Jak już wspomniałam na moim blogu bliźniaku - WitchArts - ponieważ ciężko było niektóre rzeczy przeforsować, a czasem na prawdę ciężko pracuje się z ludźmi, szczególnie z takimi, którzy na naszych plecach chcą bezboleśnie wyjść w górę i nie uznają partnerstwa, a wręcz wymagają full obsługi i jeszcze mają pretensje, że coś w ogóle mają zrobić sami, doszłam do wniosku, że robienie dobrze innym jest wspaniałą drogą ale do pogrążenia siebie. Nie będę opisywać i tłumaczyć, dlaczego właśnie tak
Po prostu. Bo tak. Ostatni rok dużo mnie nauczył. Że czasem nie warto. Po prostu. Trzeba zadbać o siebie. I tylko tyle. No więc pokażę ostatni wytwór który był po prostu w stylu muszę to zrobić. Ale pokaże go już na bliźniaku - WitchArts . Wszystkie inne projekty, które są robione dla Decoris&Arts - też już będą tam. Mimo, że może zauważycie, ze część została rozpoczęta jeszcze tutaj. Ale czasem proces projektowania czegoś i wykonania go musi przejść kilka etapów i to trochę trwa.

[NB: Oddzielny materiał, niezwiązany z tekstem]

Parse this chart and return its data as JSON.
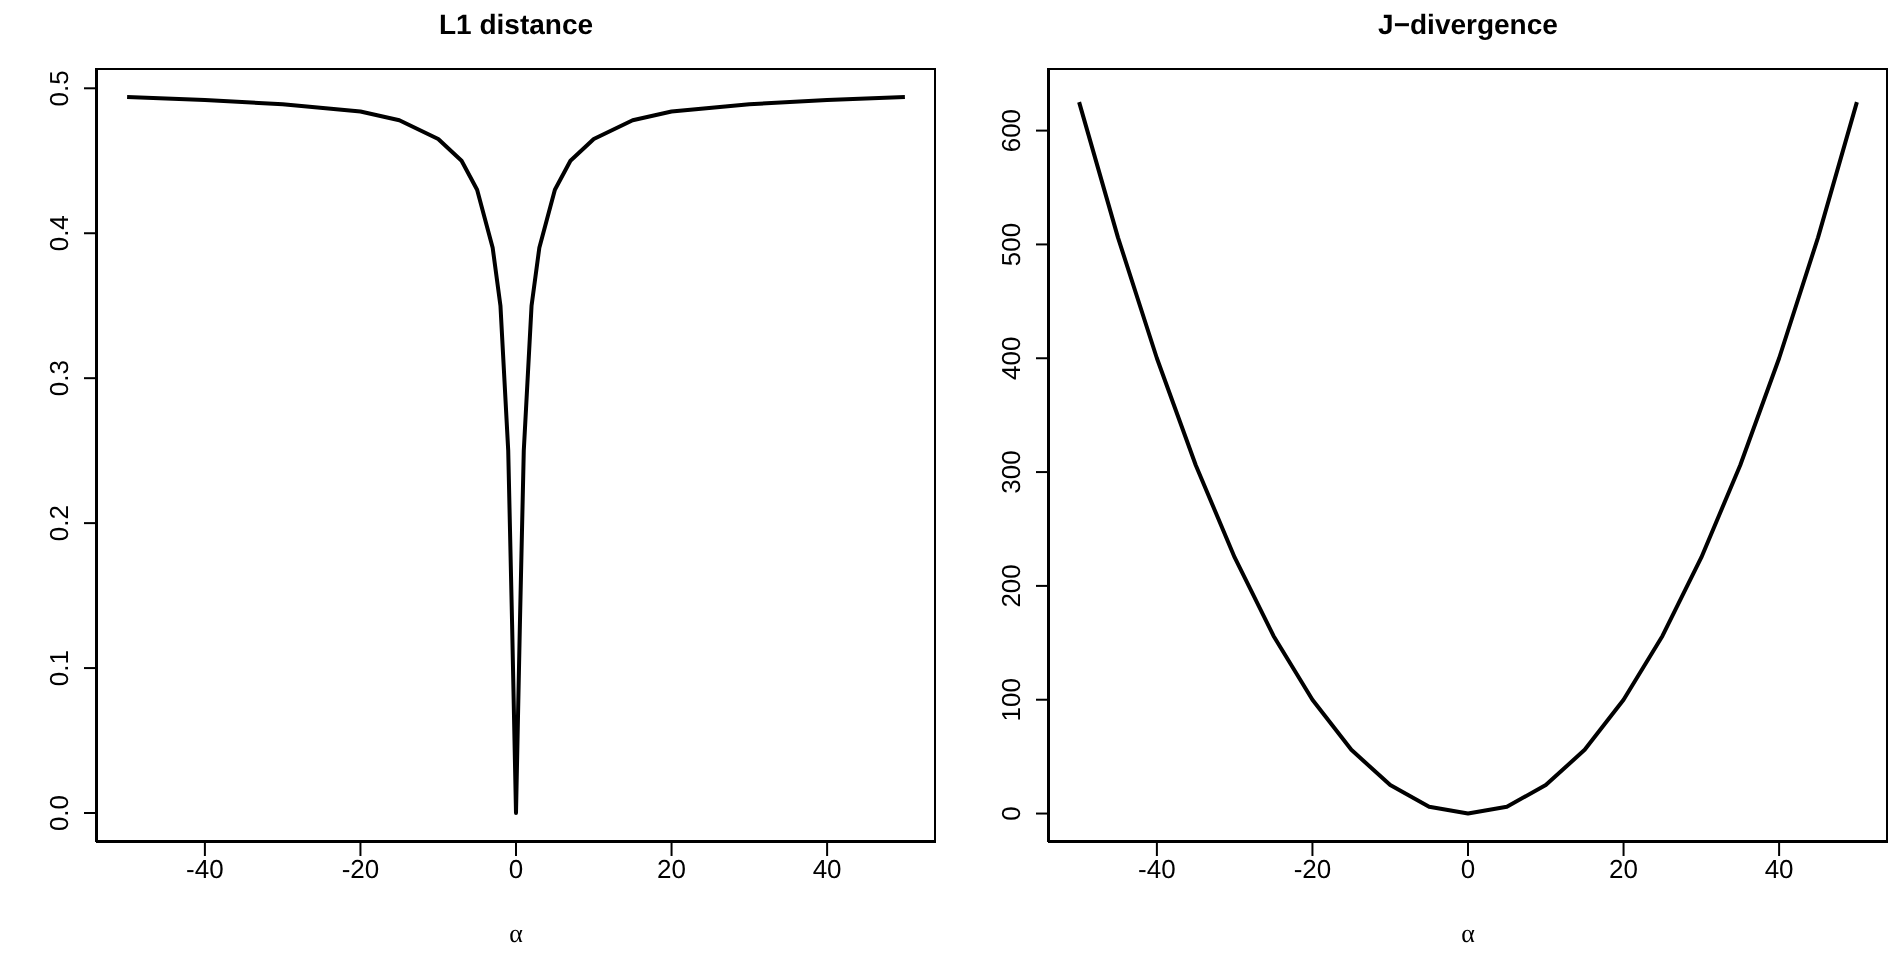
{
  "chart_data": [
    {
      "type": "line",
      "title": "L1 distance",
      "xlabel": "α",
      "x": [
        -50,
        -40,
        -30,
        -20,
        -15,
        -10,
        -7,
        -5,
        -4,
        -3,
        -2,
        -1.5,
        -1,
        -0.5,
        0,
        0.5,
        1,
        1.5,
        2,
        3,
        4,
        5,
        7,
        10,
        15,
        20,
        30,
        40,
        50
      ],
      "series": [
        {
          "color": "#000000",
          "values": [
            0.494,
            0.492,
            0.489,
            0.484,
            0.478,
            0.465,
            0.45,
            0.43,
            0.41,
            0.39,
            0.35,
            0.3,
            0.25,
            0.13,
            0,
            0.13,
            0.25,
            0.3,
            0.35,
            0.39,
            0.41,
            0.43,
            0.45,
            0.465,
            0.478,
            0.484,
            0.489,
            0.492,
            0.494
          ]
        }
      ],
      "xlim": [
        -54,
        54
      ],
      "ylim": [
        -0.02,
        0.514
      ],
      "xticks": [
        -40,
        -20,
        0,
        20,
        40
      ],
      "yticks": [
        {
          "value": 0,
          "label": "0.0"
        },
        {
          "value": 0.1,
          "label": "0.1"
        },
        {
          "value": 0.2,
          "label": "0.2"
        },
        {
          "value": 0.3,
          "label": "0.3"
        },
        {
          "value": 0.4,
          "label": "0.4"
        },
        {
          "value": 0.5,
          "label": "0.5"
        }
      ]
    },
    {
      "type": "line",
      "title": "J−divergence",
      "xlabel": "α",
      "x": [
        -50,
        -45,
        -40,
        -35,
        -30,
        -25,
        -20,
        -15,
        -10,
        -5,
        0,
        5,
        10,
        15,
        20,
        25,
        30,
        35,
        40,
        45,
        50
      ],
      "series": [
        {
          "color": "#000000",
          "values": [
            625,
            506,
            400,
            306,
            225,
            156,
            100,
            56,
            25,
            6,
            0,
            6,
            25,
            56,
            100,
            156,
            225,
            306,
            400,
            506,
            625
          ]
        }
      ],
      "xlim": [
        -54,
        54
      ],
      "ylim": [
        -25,
        655
      ],
      "xticks": [
        -40,
        -20,
        0,
        20,
        40
      ],
      "yticks": [
        0,
        100,
        200,
        300,
        400,
        500,
        600
      ]
    }
  ]
}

I materiały ze współpracy z kilkoma wspaniałymi ludźmi, z którymi nadal warto i za to że po prostu są i że często ciągnęli mnie za uszy, gdy już wątpiłam w sens wszystkiego i odechciewało mi się robić cokolwiek, też się będą tam znajdować.
Ten rozdział, gdy dzieliłam swoje rzeczy i miałam chęci pokazać rzeczy i sylwetki innych osób, jest rozdziałem zamkniętym. Także historia tego bloga i to co się tu działo przez ostatnie 5 lat, to też już będzie po prostu historia. Ponieważ na razie w miarę czasu, którego oczywiście nie mam - przerabiam bloga już jako WitchArts, nowe posty będą się tam pojawiać po trochę. Postaram się być bardziej systematyczna - no ale nie dość, że powstaje pracownia, a ja cały czas coś robię na potrzeby sesji i na prośby przyjaciół i często gęsto musimy czekać na prawa do publikacji zdjęć - no to proszę o wyrozumiałość. Ten bog pozostanie, choćby przez to, że są tu tutoriale jak wykonać kilka rzeczy no i moje jakby nie patrzeć utrwalone kilka lat... ps. żeby mi za jakiś czas znowu ktoś nie zarzucił, na jakiej podstawie twierdzę, że coś robię, skoro tego nie pokazywałam... No to chyba wszystko jasne. Nowy etap czas zacząć. PS. Tegoroczne biżuteryjki i uwieńczenie (bo też już ostatni raz koordynuję projekt) akcji biżuteryjki dla WOŚP 2016 - też znajdziecie już pod adresem WitchArts . A będzie na co popatrzeć. No co - zamykamy jedne drzwi, aby móc otworzyć drugie.
Do zobaczyska po drugiej stronie bloga.